Thousands of home remedies are posted every day. A very popular topic is the virtues of drinking water, or hot water, immediately on waking up. It may be true. It may not be. It was only “forwarded as received.”
The most favoured forwards are jokes. They may be excellent or silly, really rib-tickling or vulgar. Some you have read for the nthtime and some just made up. But jokes are jokes. It is good to laugh. Jest what the doctor ordered. ‘Pappu jokes’ were created a dozen a day, but the season seams to have ended. ‘Feku’ jokes came, but could not match those about ‘Pappu’ Rahul.
The ‘Bhaktas’ had their day. ‘Dynasty Devotees’ are trying to catch up. They realised, too late, that the ‘uneducated pracharak of old-fashioned orthodox RSS and communal BJP’ used modern technology and social media far better than the globetrotting, foreign- educated, Congress-propped ‘youth icon,’ surrounded by sycophants loyal to one family. The game was played more on W-App than on Twitter, You Tube or Facebook.

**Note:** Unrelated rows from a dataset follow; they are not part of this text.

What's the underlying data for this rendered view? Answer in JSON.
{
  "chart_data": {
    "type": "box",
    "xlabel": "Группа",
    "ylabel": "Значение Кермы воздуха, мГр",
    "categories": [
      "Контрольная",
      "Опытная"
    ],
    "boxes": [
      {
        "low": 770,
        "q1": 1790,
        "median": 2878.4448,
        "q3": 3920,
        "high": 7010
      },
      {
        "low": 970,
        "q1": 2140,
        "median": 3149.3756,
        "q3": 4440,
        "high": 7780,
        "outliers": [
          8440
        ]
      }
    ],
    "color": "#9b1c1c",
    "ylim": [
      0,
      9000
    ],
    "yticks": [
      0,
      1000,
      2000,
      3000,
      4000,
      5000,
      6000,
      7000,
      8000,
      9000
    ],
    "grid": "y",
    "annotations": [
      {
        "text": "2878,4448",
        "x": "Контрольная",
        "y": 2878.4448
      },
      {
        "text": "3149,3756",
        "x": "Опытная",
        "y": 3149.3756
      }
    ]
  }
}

WhatsApp also circulated widely some really touching stories, memorable poems and learned lessons on life and relationships. Just a a few years ago we could not have get so many excellent write-ups on everything under the sun. But does anyone read?
In some groups so many messages are posted that one wonders if some members do nothing else for hours together. Downloading slowly all videos and photos and deleting health-tips, greetings and stale jokes to make place for new ones and forwarding most takes up the whole day.
True some of the forwards are really readable, informative or even touching. Almost every week I receive long touching posts about the plight of the aged and their loneliness when the children have “flown the nest” in search of better careers. Some of them were worth preserving for possible use in the book on the problems of ‘Coming of (Old)Age in India’ (with apologies to Margaret Mead), which I had planned. I abandoned it as no one reads anymore.
People message you and urge you to forward. You do. No thinking, no checking. Forwarded as received. A message can reach millions of people in a short time. If each recipient forwards it to all his or her groups. Some want to test it. Some are thrilled that it does. Many did not think; they forwarded it as received.
It is free. In India that matters.
I didn’t know it was so bad😄 but everything has good and bad sides
I have now become wider not to blindly believe all the forwards which make tall claims. I now skip reading most forwards.
Thanks. I rarely download the photos and videos, which take a lot of time and disk space.